Desta feita, o CESE não pode deixar de apoiar a proposta de ativação do centro comum de investigação e também de criação de um laboratório europeu de segurança nuclear, com caráter permanente, embora estes estejam ainda a ser objeto de análise técnica. Uma vez mais o CESE assinala que é necessário desenvolver formações de alto nível adaptadas à atividade nuclear. Ademais, é necessária uma autoridade administrativa competente para a segurança nuclear na Europa para além da autoridade para a proteção contra as radiações e da autoridade para o controlo da proliferação nuclear.

4.5

O CESE considera que deve haver também uma preocupação com a formação do pessoal que trabalha nas várias instalações nucleares. O recurso à subcontratação ocorre sistematicamente em alguns países sem que seja realizada uma avaliação para averiguar o seu contributo em termos de segurança. A perda de competências daí resultante fragiliza as equipas.

4.6

Intensificar a colaboração internacional e melhorar o quadro legislativo mundial de segurança nuclear.«Na sua maioria, os países participantes neste grupo de trabalho sublinharam a necessidade de ter em conta as normas de segurança da AIEA, independência e eficácia regulamentares, utilização alargada de análises pelos pares e maior abertura e transparência» (COM (2012) 571 final). Note-se que os conceitos de independência, transparência e abertura são orientadores dos princípios de partilha e reforço das normas, mas serão suficientes se essas normas não forem aplicadas?

5.   Observações específicas

5.1   Transparência

5.1.1

Pese embora estar subjacente à Convenção de Aarhus, que, nos seus três pilares, recomenda a concertação, a participação e o acesso à justiça, não se pode deixar de constatar que, salvo uma alusão à transparência, a informação da população não está contemplada no processo dos testes de resistência. Porém, os cidadãos constituem igualmente um elemento indispensável da segurança nuclear intrínseca e extrínseca. O envolvimento dos cidadãos da UE não correspondeu às expectativas. Na verdade, a intervenção do público não foi fácil. Os prazos eram demasiado curtos para se poder examinar os diversos dossiês. As reuniões públicas nem sempre asseguraram serviços de interpretação, nem tão-pouco puderam contar com a participação de várias associações por motivos de ordem financeira. Ainda assim, o nível de transparência obtido possibilitou uma análise circunstanciada dos relatórios por parte de algumas organizações da sociedade civil.

5.1.2

«A ocorrência de incidentes nas centrais nucleares, mesmo em Estados-Membros com boas folhas de segurança geral, confirma a necessidade de análises de segurança exaustivas e regulares e de uma avaliação da experiência operacional e realça a necessidade de cooperação estreita e partilha de informações entre operadores, vendedores, reguladores e instituições europeias, como o European Clearinghouse of Operating Experience, mantido pelo Centro Comum de Investigação (JRC) da Comissão». A partilha das informações não pode ficar reservada aos «operadores, vendedores, reguladores e instituições europeias» (COM(2012) 571 final). Os cidadãos da UE devem ser envolvidos num processo desta natureza, já que tal se enquadra num dos pilares (informação, concertação/participação, acesso à justiça) da Convenção de Aarhus.
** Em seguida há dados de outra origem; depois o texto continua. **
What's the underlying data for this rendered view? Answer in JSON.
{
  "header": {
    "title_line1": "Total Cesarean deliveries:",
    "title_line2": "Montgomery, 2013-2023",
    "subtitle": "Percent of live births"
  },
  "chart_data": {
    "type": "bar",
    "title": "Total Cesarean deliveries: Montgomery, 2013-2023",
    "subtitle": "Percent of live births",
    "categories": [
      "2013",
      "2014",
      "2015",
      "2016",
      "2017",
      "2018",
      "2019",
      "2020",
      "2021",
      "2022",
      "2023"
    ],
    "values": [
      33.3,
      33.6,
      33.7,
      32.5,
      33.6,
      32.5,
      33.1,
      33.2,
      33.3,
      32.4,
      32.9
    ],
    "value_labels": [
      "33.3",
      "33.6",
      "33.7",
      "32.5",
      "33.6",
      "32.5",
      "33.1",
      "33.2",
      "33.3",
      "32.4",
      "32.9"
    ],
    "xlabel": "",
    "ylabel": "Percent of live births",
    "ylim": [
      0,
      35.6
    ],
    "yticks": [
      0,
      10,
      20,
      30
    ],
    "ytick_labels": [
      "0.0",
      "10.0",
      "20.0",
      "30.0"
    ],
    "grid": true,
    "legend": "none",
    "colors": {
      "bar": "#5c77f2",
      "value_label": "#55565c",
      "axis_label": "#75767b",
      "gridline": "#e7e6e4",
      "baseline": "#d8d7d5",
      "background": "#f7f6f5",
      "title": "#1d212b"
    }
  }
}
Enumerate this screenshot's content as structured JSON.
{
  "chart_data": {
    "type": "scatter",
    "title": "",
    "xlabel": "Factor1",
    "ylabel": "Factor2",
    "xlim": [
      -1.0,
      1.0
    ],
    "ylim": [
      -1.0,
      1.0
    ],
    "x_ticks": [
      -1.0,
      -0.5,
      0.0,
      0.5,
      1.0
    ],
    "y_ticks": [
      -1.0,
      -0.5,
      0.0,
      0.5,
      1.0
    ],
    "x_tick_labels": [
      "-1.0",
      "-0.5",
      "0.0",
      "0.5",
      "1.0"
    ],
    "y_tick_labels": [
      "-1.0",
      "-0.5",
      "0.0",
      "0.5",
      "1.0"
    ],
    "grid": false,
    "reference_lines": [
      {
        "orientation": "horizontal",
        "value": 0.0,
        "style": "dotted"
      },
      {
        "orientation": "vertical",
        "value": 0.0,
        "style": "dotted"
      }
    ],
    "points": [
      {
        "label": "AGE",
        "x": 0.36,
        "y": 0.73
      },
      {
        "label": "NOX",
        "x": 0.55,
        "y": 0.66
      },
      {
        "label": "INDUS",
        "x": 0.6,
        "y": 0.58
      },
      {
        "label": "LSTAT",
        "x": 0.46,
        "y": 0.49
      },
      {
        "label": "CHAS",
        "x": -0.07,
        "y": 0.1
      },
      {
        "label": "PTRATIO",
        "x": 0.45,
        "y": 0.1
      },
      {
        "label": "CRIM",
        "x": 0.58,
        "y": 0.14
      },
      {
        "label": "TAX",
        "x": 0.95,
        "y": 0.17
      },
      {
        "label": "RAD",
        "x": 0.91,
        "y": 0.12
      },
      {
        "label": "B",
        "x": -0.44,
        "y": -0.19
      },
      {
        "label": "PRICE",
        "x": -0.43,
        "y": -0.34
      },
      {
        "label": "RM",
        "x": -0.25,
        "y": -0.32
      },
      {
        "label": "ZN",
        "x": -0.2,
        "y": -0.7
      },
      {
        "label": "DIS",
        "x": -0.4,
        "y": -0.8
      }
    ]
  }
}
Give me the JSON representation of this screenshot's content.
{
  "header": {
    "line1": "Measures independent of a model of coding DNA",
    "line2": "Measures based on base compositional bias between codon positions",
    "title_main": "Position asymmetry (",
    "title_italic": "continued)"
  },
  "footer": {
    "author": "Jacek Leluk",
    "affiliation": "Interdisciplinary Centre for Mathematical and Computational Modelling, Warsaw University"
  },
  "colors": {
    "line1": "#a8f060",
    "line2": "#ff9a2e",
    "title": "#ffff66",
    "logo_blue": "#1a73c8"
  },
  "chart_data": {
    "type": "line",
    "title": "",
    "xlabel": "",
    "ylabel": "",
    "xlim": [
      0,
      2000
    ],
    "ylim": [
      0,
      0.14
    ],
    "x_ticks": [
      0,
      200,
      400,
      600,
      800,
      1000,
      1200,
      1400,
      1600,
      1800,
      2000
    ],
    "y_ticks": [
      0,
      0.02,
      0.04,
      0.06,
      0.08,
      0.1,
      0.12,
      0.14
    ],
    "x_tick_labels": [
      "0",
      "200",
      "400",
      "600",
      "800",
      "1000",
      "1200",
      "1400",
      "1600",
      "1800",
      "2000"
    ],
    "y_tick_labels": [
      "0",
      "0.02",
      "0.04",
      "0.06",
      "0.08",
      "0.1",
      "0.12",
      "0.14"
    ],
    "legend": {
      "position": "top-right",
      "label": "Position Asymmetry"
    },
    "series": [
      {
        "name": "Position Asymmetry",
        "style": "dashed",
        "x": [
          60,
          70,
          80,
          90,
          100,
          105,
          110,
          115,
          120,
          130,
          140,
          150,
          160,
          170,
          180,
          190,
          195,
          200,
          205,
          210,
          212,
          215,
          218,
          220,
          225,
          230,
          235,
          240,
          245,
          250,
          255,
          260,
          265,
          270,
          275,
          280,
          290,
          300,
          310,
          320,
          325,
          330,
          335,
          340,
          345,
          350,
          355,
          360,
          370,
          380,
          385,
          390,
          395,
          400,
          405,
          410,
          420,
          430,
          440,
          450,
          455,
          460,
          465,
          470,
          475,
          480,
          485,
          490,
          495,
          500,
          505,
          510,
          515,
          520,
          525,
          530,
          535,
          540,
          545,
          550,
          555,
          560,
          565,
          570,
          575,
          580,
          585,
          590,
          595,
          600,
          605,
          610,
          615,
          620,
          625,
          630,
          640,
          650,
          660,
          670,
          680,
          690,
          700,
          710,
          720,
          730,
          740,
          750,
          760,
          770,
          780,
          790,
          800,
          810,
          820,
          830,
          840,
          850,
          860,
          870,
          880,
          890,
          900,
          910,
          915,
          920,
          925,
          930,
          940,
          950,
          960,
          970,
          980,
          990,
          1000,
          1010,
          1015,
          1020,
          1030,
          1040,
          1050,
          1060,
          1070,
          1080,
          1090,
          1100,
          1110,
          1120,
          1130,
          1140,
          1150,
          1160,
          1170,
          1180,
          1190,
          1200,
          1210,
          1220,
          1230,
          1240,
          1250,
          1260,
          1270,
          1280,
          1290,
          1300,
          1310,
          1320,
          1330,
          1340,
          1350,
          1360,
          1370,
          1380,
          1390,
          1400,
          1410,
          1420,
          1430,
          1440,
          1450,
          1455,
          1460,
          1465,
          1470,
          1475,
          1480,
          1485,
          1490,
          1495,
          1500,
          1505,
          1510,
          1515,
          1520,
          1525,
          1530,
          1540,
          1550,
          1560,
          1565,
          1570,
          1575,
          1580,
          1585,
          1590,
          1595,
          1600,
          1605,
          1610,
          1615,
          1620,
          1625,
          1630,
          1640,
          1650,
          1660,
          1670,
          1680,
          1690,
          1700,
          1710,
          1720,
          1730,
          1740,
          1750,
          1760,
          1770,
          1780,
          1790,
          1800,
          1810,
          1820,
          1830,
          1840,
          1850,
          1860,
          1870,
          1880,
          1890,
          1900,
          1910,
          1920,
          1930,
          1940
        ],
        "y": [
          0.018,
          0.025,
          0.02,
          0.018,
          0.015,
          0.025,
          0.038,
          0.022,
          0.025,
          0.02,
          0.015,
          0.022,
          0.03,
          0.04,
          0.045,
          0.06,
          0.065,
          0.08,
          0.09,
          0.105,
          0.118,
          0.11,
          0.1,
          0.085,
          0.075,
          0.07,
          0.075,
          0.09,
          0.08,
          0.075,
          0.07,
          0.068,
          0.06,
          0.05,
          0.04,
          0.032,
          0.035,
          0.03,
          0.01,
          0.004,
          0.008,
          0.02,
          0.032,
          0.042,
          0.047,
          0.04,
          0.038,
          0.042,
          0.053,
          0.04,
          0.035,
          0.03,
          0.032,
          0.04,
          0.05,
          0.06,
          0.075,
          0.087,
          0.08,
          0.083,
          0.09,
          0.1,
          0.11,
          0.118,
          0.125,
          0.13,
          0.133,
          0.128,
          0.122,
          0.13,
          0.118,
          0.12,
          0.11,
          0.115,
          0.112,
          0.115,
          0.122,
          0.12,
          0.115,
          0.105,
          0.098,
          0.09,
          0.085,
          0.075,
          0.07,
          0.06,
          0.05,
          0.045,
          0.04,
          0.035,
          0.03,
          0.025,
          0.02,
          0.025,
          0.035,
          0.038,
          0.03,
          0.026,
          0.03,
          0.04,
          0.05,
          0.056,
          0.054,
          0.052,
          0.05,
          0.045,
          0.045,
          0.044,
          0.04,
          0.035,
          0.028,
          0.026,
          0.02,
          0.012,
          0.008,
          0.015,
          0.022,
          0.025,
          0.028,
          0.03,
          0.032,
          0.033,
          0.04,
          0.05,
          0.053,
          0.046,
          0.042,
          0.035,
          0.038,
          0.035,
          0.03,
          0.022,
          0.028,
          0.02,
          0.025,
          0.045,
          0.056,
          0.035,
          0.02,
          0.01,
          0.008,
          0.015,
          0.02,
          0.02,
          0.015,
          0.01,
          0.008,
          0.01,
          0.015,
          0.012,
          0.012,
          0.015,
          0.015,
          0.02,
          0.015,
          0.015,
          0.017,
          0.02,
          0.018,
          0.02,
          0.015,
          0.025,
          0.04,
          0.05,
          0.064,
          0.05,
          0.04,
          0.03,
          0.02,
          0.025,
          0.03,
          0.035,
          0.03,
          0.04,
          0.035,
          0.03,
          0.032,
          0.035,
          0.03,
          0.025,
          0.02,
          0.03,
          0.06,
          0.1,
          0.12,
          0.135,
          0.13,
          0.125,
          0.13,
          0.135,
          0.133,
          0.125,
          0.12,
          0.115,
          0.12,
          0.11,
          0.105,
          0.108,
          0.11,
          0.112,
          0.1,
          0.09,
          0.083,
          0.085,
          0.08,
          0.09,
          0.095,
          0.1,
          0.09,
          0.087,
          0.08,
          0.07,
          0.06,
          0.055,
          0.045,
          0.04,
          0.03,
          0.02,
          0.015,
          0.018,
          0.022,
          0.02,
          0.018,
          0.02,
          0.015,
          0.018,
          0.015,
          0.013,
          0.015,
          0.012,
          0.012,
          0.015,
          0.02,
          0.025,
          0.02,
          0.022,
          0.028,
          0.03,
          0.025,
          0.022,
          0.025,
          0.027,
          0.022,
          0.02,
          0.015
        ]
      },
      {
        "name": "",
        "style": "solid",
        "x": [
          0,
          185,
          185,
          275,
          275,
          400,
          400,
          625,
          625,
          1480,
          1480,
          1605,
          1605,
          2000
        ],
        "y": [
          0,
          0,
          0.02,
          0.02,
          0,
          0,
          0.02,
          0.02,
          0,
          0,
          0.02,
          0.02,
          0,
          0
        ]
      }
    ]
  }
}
À guisa de exemplo, existem três instâncias em França para ajudar os cidadãos: o Alto Comité para a Transparência e a Informação sobre a Segurança Nuclear (HCTISN), as Comissões Locais de Informação (CLI) e a Associação Nacional dos Comités e das Comissões Locais de Informação (ANCCLI) (Lei de junho de 2006). As instâncias foram associadas às «Avaliações Complementares de Segurança» realizadas em França. O HCTISN participou na elaboração das especificações e encarregou um grupo de trabalho de aferir, através de audições no terreno, as condições de trabalho do pessoal. Os CLI e a ANCCLI forneceram análises dos relatórios dos operadores, integrados no relatório da Autoridade de Segurança Nuclear francesa.

No que diz respeito aos incidentes, é reservado o acesso das instâncias referidas às cartas pós-inspeção, podendo igualmente obter as cartas de resposta dos operadores. Neste sentido e à luz das possibilidades existentes no caso da França, a participação do público nas análises aos incidentes permite nutrir um diálogo construtivo com a população.

5.2

Uma das observações importantes da Comissão reside no facto de que «os organismos de regulamentação nacionais concluíram que não há razões técnicas que obriguem ao encerramento de qualquer central nuclear na Europa e identificaram uma série de boas práticas» (COM(2012) 571 final). Ainda assim, esta afirmação é acompanhada por recomendações e pedidos de melhoramentos, a serem efetuados num prazo determinado: o que sucede caso os prazos não sejam cumpridos? Alguns requisitos técnicos – aumento da espessura da base de um reator (na central de Fessenheim, em França), confinamento de unidades através de casamatas (piscinas de armazenamento de combustível) – podem revelar-se inaplicáveis: qual será a decisão dos países? Convém igualmente lembrar que algumas centrais não aplicaram as medidas de proteção preconizadas na sequência dos acidentes de Three Mile Island e Tchernobil.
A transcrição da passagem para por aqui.